The first is ‘Quantum Listening’, a short essay by the musician Pauline Oliveros. I had listened to her musical work Deep Listening, but had not read the essay. (I am wary of works with ‘quantum’ in the title because many of them are woo.) Now, after coming upon a copy of the essay earlier this week in Burley Fisher Books, I have, and recommend it.
What, Oliveros asks, is deep listening? Part of her answer is as follows:
Deep Listening is a lifelong practice. The more I listen, the more I learn to listen. Deep Listening involves going below the surface of what is heard, expanding to the whole field of sound while finding focus. This is the way to connect with the acoustic environment, all that inhabits it and all that there is…
The key to multi-level existence is Deep Listening — listening in as many ways as possible, to everything that can possibly be heard, all of the time. Deep Listening is exploring the relationships among any and all sounds, whether natural or technological, intended or unintended, real, remembered or imaginary. Thought is included…
Deep Listening includes all sounds expanding the boundaries of perception. In this concept is language and the nature of its sound, as well as natural sound and technological sound…
We need to be listening in all possible modes to meet the challenges of the unknown — the unexpected…
The essay, which was first published in 2010, includes suggestions and speculations as to what new technology will make possible. What, Oliveros, asks would you want to hear if you had a bionic [sic] ear that could let you listen to anything, anywhere, at any time?
Would you like to zoom into a waterfall to hear individual sounds of the galling drops? Would you like to hear the sound of a cell dividing in your own body? The sound of blood coursing through your veins as you monitor your own health?
There’s a mention of a prediction by Ray Kurzweil that by 2030 nanobots will be swimming through our bloodstreams and scanning our brains from the inside. This sounded like a stretch to me in 2010, and more so today.
Oliveros turns to spirituality, citing an observation by one Matthew Fox that spirituality is about ‘living deeply’:
[Spirituality] puts experience before everything else. It’s about responding with passion, awe, reverence and gratitude to everything in life — including the grief, the pain, the suffering, the injustice.

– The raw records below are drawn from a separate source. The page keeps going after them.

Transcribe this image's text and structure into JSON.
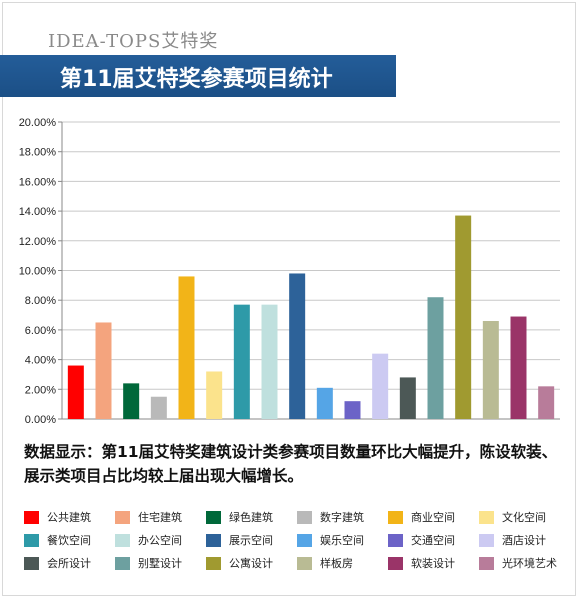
{
  "header": {
    "brand": "IDEA-TOPS艾特奖",
    "title": "第11届艾特奖参赛项目统计"
  },
  "note": {
    "text": "数据显示：第11届艾特奖建筑设计类参赛项目数量环比大幅提升，陈设软装、展示类项目占比均较上届出现大幅增长。"
  },
  "chart_data": {
    "type": "bar",
    "title": "",
    "xlabel": "",
    "ylabel": "",
    "ylim": [
      0,
      20
    ],
    "y_tick_format": "percent_2dp",
    "y_ticks": [
      "0.00%",
      "2.00%",
      "4.00%",
      "6.00%",
      "8.00%",
      "10.00%",
      "12.00%",
      "14.00%",
      "16.00%",
      "18.00%",
      "20.00%"
    ],
    "grid": true,
    "legend": "bottom",
    "categories": [
      "公共建筑",
      "住宅建筑",
      "绿色建筑",
      "数字建筑",
      "商业空间",
      "文化空间",
      "餐饮空间",
      "办公空间",
      "展示空间",
      "娱乐空间",
      "交通空间",
      "酒店设计",
      "会所设计",
      "别墅设计",
      "公寓设计",
      "样板房",
      "软装设计",
      "光环境艺术"
    ],
    "values": [
      3.6,
      6.5,
      2.4,
      1.5,
      9.6,
      3.2,
      7.7,
      7.7,
      9.8,
      2.1,
      1.2,
      4.4,
      2.8,
      8.2,
      13.7,
      6.6,
      6.9,
      2.2
    ],
    "colors": [
      "#ff0000",
      "#f4a47e",
      "#00683a",
      "#b9b9b9",
      "#f2b418",
      "#fbe38c",
      "#2e9aa8",
      "#bfe0de",
      "#2d6299",
      "#55a5e6",
      "#6c63c7",
      "#cccaf2",
      "#4c5856",
      "#6da0a0",
      "#a09a30",
      "#b9bb94",
      "#9a3468",
      "#b87c9a"
    ]
  }
}
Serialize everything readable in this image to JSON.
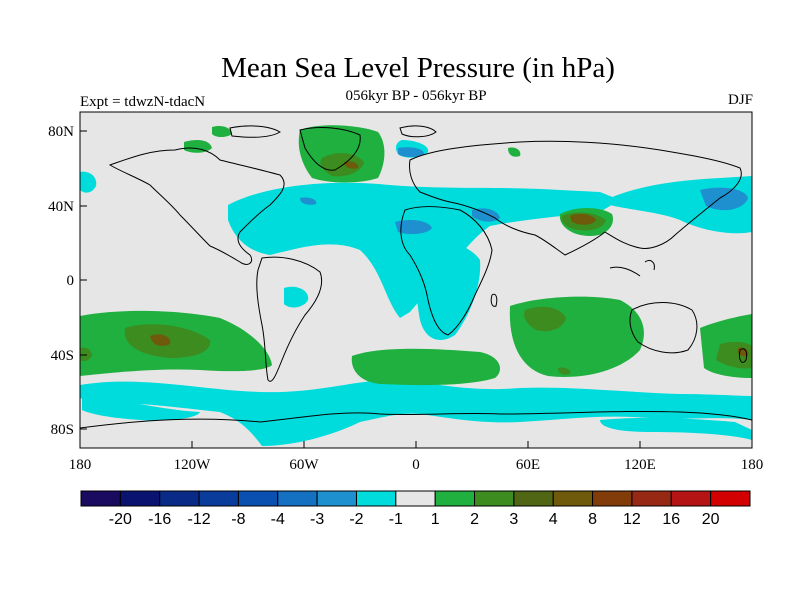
{
  "title": "Mean Sea Level Pressure (in hPa)",
  "subtitle_left": "Expt = tdwzN-tdacN",
  "subtitle_center": "056kyr BP - 056kyr BP",
  "subtitle_right": "DJF",
  "lon_ticks": [
    "180",
    "120W",
    "60W",
    "0",
    "60E",
    "120E",
    "180"
  ],
  "lat_ticks": [
    "80N",
    "40N",
    "0",
    "40S",
    "80S"
  ],
  "colorbar": {
    "colors": [
      "#1a0a60",
      "#0a1470",
      "#0a2a88",
      "#0a3c9c",
      "#0a50b0",
      "#1470c0",
      "#1e90d0",
      "#00dcdc",
      "#e6e6e6",
      "#20b040",
      "#3c8c20",
      "#506614",
      "#6e5a0a",
      "#823c0a",
      "#962814",
      "#b41414",
      "#d20000"
    ],
    "labels": [
      "-20",
      "-16",
      "-12",
      "-8",
      "-4",
      "-3",
      "-2",
      "-1",
      "1",
      "2",
      "3",
      "4",
      "8",
      "12",
      "16",
      "20"
    ]
  },
  "colors": {
    "land_bg": "#e6e6e6",
    "neg_1": "#00dcdc",
    "neg_2": "#1e90d0",
    "pos_1": "#20b040",
    "pos_2": "#3c8c20",
    "pos_3": "#6e5a0a"
  }
}
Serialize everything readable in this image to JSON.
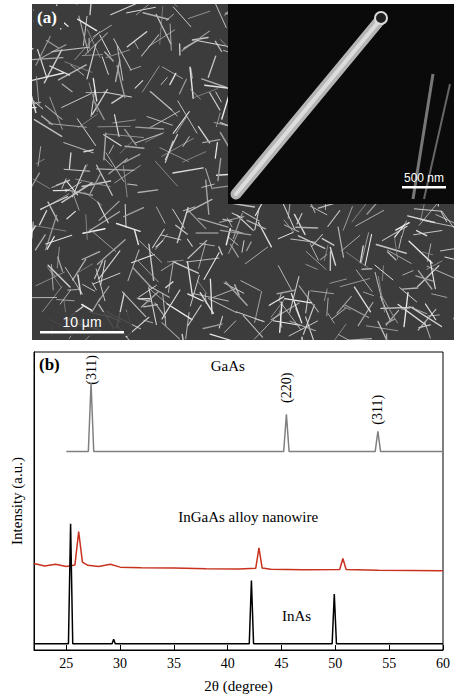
{
  "image_panel": {
    "label": "(a)",
    "scale_bar": "10 μm",
    "inset_scale_bar": "500 nm"
  },
  "chart_data": {
    "type": "line",
    "panel_label": "(b)",
    "x_label": "2θ (degree)",
    "y_label": "Intensity (a.u.)",
    "xlim": [
      22,
      60
    ],
    "xticks": [
      25,
      30,
      35,
      40,
      45,
      50,
      55,
      60
    ],
    "ylim": [
      0,
      100
    ],
    "yticks": [],
    "tick_labels": "x",
    "grid": false,
    "series": [
      {
        "name": "GaAs",
        "color": "#808080",
        "label_at": [
          40,
          95.2
        ],
        "x": [
          25,
          27.05,
          27.3,
          27.55,
          45.2,
          45.45,
          45.7,
          53.7,
          53.95,
          54.2,
          60
        ],
        "values": [
          66.6,
          66.6,
          89.6,
          66.6,
          66.6,
          79.1,
          66.6,
          66.6,
          73.4,
          66.6,
          66.6
        ]
      },
      {
        "name": "InGaAs alloy nanowire",
        "color": "#c8321e",
        "label_at": [
          41.9,
          44.5
        ],
        "x": [
          22,
          23,
          24,
          25,
          25.8,
          26.15,
          26.5,
          27,
          28,
          29.1,
          30,
          32,
          35,
          38,
          41,
          42.6,
          42.9,
          43.2,
          44,
          47,
          50.4,
          50.7,
          51,
          54,
          57,
          60
        ],
        "values": [
          29,
          28.2,
          28.8,
          28,
          28.5,
          39.7,
          29.5,
          28.4,
          28,
          28.8,
          27.8,
          27.6,
          27.5,
          27.3,
          27.2,
          27.4,
          34.3,
          27.5,
          27.1,
          26.9,
          27,
          30.7,
          27,
          26.8,
          26.7,
          26.6
        ]
      },
      {
        "name": "InAs",
        "color": "#000000",
        "label_at": [
          46.4,
          11.3
        ],
        "x": [
          22,
          25.2,
          25.4,
          25.6,
          29.25,
          29.4,
          29.55,
          42,
          42.2,
          42.4,
          49.7,
          49.9,
          50.1,
          60
        ],
        "values": [
          2.1,
          2.1,
          42.4,
          2.1,
          2.1,
          3.6,
          2.1,
          2.1,
          23.3,
          2.1,
          2.1,
          18.8,
          2.1,
          2.1
        ]
      }
    ],
    "annotations": [
      {
        "text": "(311)",
        "x": 27.3,
        "y": 94
      },
      {
        "text": "(220)",
        "x": 45.45,
        "y": 88
      },
      {
        "text": "(311)",
        "x": 53.95,
        "y": 80.6
      }
    ]
  }
}
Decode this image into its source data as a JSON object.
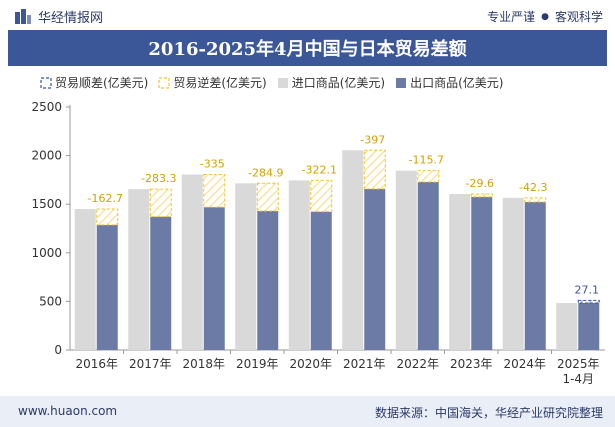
{
  "header": {
    "brand": "华经情报网",
    "right_left": "专业严谨",
    "right_right": "客观科学"
  },
  "title": "2016-2025年4月中国与日本贸易差额",
  "legend": {
    "surplus": "贸易顺差(亿美元)",
    "deficit": "贸易逆差(亿美元)",
    "import": "进口商品(亿美元)",
    "export": "出口商品(亿美元)"
  },
  "footer": {
    "left": "www.huaon.com",
    "right": "数据来源：中国海关，华经产业研究院整理"
  },
  "colors": {
    "import": "#d9d9d9",
    "export": "#6b7ba6",
    "deficit_border": "#f2c230",
    "surplus_border": "#3b5797",
    "label_deficit": "#d4a000",
    "label_surplus": "#3b5797",
    "title_bar": "#3b5797"
  },
  "chart_data": {
    "type": "bar",
    "categories": [
      "2016年",
      "2017年",
      "2018年",
      "2019年",
      "2020年",
      "2021年",
      "2022年",
      "2023年",
      "2024年",
      "2025年\n1-4月"
    ],
    "series": [
      {
        "name": "进口商品(亿美元)",
        "values": [
          1450,
          1655,
          1805,
          1715,
          1745,
          2055,
          1845,
          1605,
          1565,
          484
        ]
      },
      {
        "name": "出口商品(亿美元)",
        "values": [
          1287,
          1372,
          1470,
          1430,
          1423,
          1658,
          1729,
          1575,
          1523,
          511
        ]
      }
    ],
    "balance": [
      {
        "value": -162.7,
        "label": "-162.7"
      },
      {
        "value": -283.3,
        "label": "-283.3"
      },
      {
        "value": -335,
        "label": "-335"
      },
      {
        "value": -284.9,
        "label": "-284.9"
      },
      {
        "value": -322.1,
        "label": "-322.1"
      },
      {
        "value": -397,
        "label": "-397"
      },
      {
        "value": -115.7,
        "label": "-115.7"
      },
      {
        "value": -29.6,
        "label": "-29.6"
      },
      {
        "value": -42.3,
        "label": "-42.3"
      },
      {
        "value": 27.1,
        "label": "27.1"
      }
    ],
    "ylim": [
      0,
      2500
    ],
    "yticks": [
      0,
      500,
      1000,
      1500,
      2000,
      2500
    ],
    "grid": false,
    "legend_position": "top"
  }
}
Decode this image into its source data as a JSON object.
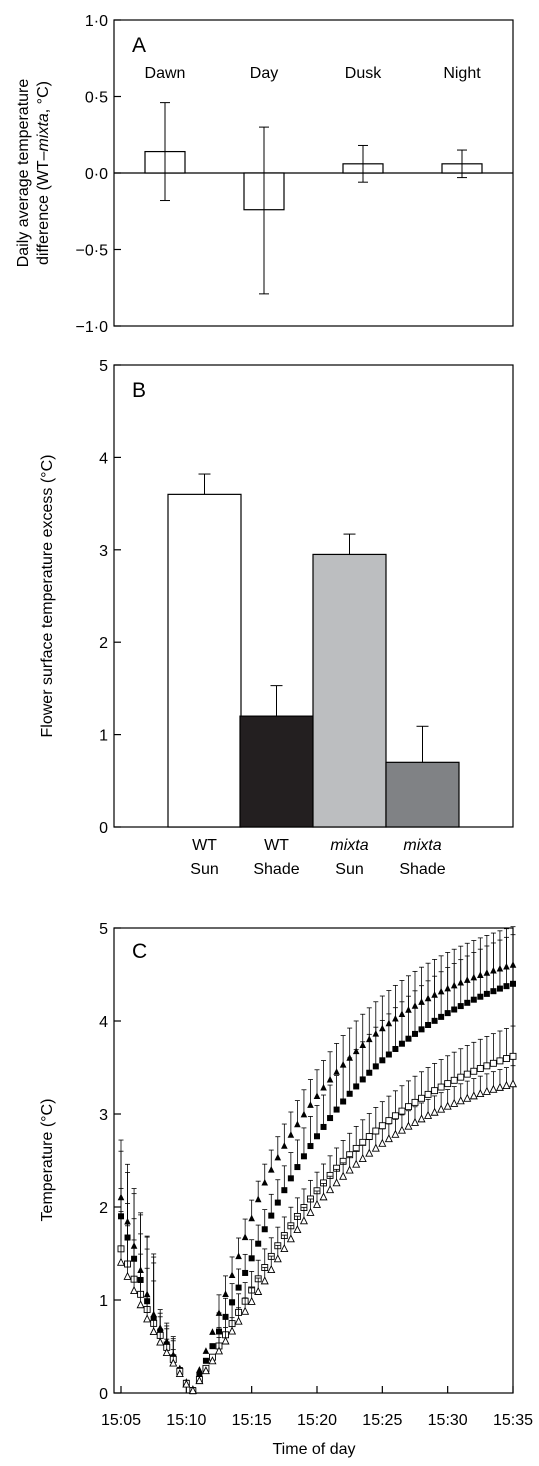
{
  "chart_data": [
    {
      "panel": "A",
      "type": "bar",
      "ylabel_line1": "Daily average temperature",
      "ylabel_line2_pre": "difference (WT–",
      "ylabel_line2_italic": "mixta",
      "ylabel_line2_post": ", °C)",
      "ylim": [
        -1.0,
        1.0
      ],
      "yticks": [
        "−1·0",
        "−0·5",
        "0·0",
        "0·5",
        "1·0"
      ],
      "ytick_values": [
        -1.0,
        -0.5,
        0.0,
        0.5,
        1.0
      ],
      "categories": [
        "Dawn",
        "Day",
        "Dusk",
        "Night"
      ],
      "values": [
        0.14,
        -0.24,
        0.06,
        0.06
      ],
      "error_high": [
        0.46,
        0.3,
        0.18,
        0.15
      ],
      "error_low": [
        -0.18,
        -0.79,
        -0.06,
        -0.03
      ],
      "fill": "#ffffff"
    },
    {
      "panel": "B",
      "type": "bar",
      "ylabel": "Flower surface temperature excess (°C)",
      "ylim": [
        0,
        5
      ],
      "yticks": [
        "0",
        "1",
        "2",
        "3",
        "4",
        "5"
      ],
      "ytick_values": [
        0,
        1,
        2,
        3,
        4,
        5
      ],
      "categories": [
        {
          "line1": "WT",
          "line2": "Sun",
          "italic": false
        },
        {
          "line1": "WT",
          "line2": "Shade",
          "italic": false
        },
        {
          "line1": "mixta",
          "line2": "Sun",
          "italic": true
        },
        {
          "line1": "mixta",
          "line2": "Shade",
          "italic": true
        }
      ],
      "values": [
        3.6,
        1.2,
        2.95,
        0.7
      ],
      "error_high": [
        3.82,
        1.53,
        3.17,
        1.09
      ],
      "colors": [
        "#ffffff",
        "#231f20",
        "#bcbec0",
        "#808285"
      ]
    },
    {
      "panel": "C",
      "type": "scatter",
      "ylabel": "Temperature (°C)",
      "xlabel": "Time of day",
      "ylim": [
        0,
        5
      ],
      "yticks": [
        "0",
        "1",
        "2",
        "3",
        "4",
        "5"
      ],
      "ytick_values": [
        0,
        1,
        2,
        3,
        4,
        5
      ],
      "xticks": [
        "15:05",
        "15:10",
        "15:15",
        "15:20",
        "15:25",
        "15:30",
        "15:35"
      ],
      "xtick_values": [
        0,
        5,
        10,
        15,
        20,
        25,
        30
      ],
      "series": [
        {
          "marker": "filled-triangle",
          "error_frac": 0.09,
          "error_min": 0.2,
          "error_start": 0.62,
          "t": [
            0,
            2.3,
            5.4,
            10.8,
            30
          ],
          "y": [
            2.1,
            0.9,
            0.0,
            2.2,
            4.6
          ],
          "tau": 9.5
        },
        {
          "marker": "filled-square",
          "error_frac": 0.12,
          "error_min": 0.2,
          "error_start": 0.7,
          "t": [
            0,
            2.3,
            5.4,
            10.8,
            30
          ],
          "y": [
            1.9,
            0.85,
            0.0,
            1.7,
            4.4
          ],
          "tau": 10.5
        },
        {
          "marker": "open-square",
          "error_frac": 0.09,
          "error_min": 0.2,
          "error_start": 0.65,
          "t": [
            0,
            2.3,
            5.4,
            10.8,
            30
          ],
          "y": [
            1.55,
            0.8,
            0.0,
            1.3,
            3.62
          ],
          "tau": 11.5
        },
        {
          "marker": "open-triangle",
          "error_frac": 0.06,
          "error_min": 0.15,
          "error_start": 0.55,
          "t": [
            0,
            2.3,
            5.4,
            10.8,
            30
          ],
          "y": [
            1.4,
            0.7,
            0.0,
            1.15,
            3.32
          ],
          "tau": 10.0
        }
      ]
    }
  ]
}
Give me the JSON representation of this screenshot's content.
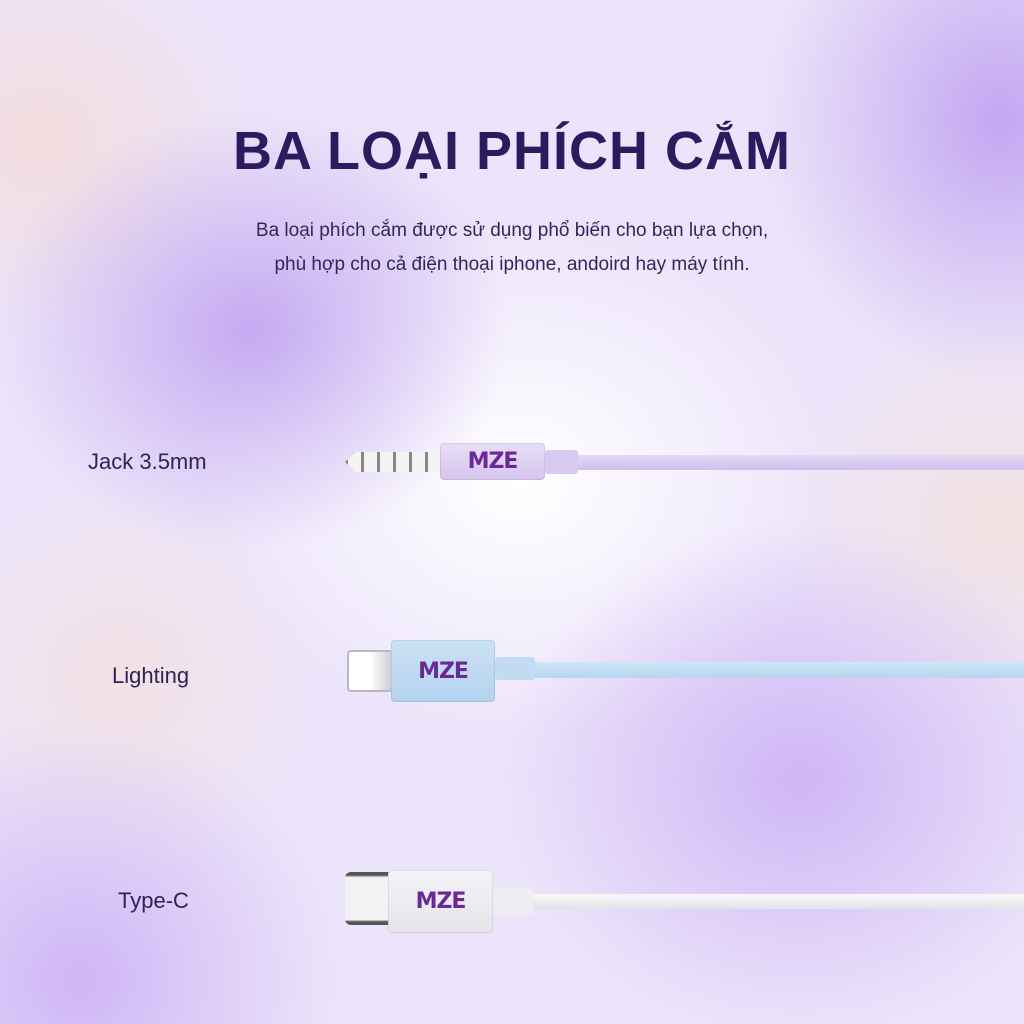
{
  "header": {
    "title": "BA LOẠI PHÍCH CẮM",
    "subtitle_lines": [
      "Ba loại phích cắm được sử dụng phổ biến cho bạn lựa chọn,",
      "phù hợp cho cả điện thoại iphone, andoird hay máy tính."
    ]
  },
  "plugs": [
    {
      "label": "Jack 3.5mm",
      "brand": "MZE",
      "color": "#dccff0"
    },
    {
      "label": "Lighting",
      "brand": "MZE",
      "color": "#bcd8f2"
    },
    {
      "label": "Type-C",
      "brand": "MZE",
      "color": "#f1f1f5"
    }
  ]
}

Quantum listening, she writes, follows from a quantum theory of music outlined in 1990 by the ethnomusicologist Ki Mantle Hood:
Quantum Listening simultaneously creates and changes what is perceived. The perceiver and the perceived co-create through the listening effect. All sounds are included in the field. This creates potential, cultivates surprises, opens the imagination and approaches and even plunges over the edges of perception into the mystery of the universe predicted by quantum field theory
It is, she concludes, a ‘simple’ practice, open to all, which has ‘rich and far-flung implications for bringing to our world the two conditions of…happiness and relief of suffering… A new music reflective of a new humanity with a high value on life could arise.’
The second thing I want to mention here is the existence of tree bark flutes. I greatly enjoyed learning a little more about the history of flutes for a chapter in A Book of Noises titled ‘The Magic Flute,’ but to my shame did not know about them.
The discovery, for me, is thanks to Sound Tracks: Uncovering Our Musical Past by Graeme Lawson (2024). I’m now some way into this book, in which Lawson, an archaeologist, musician and historian, explores the prehistory of music and musical instruments in fifty ‘detective stories.’ Tree bark flutes are an instance of what Lawson’s colleague the prehistorian Cajsa Lund calls Grön Musik or ‘Green Music’. I love the very thought of the possibilities of ‘Green Music’, and would like to think bark flutes can be part of our future as well as the distant and not-so-distant past.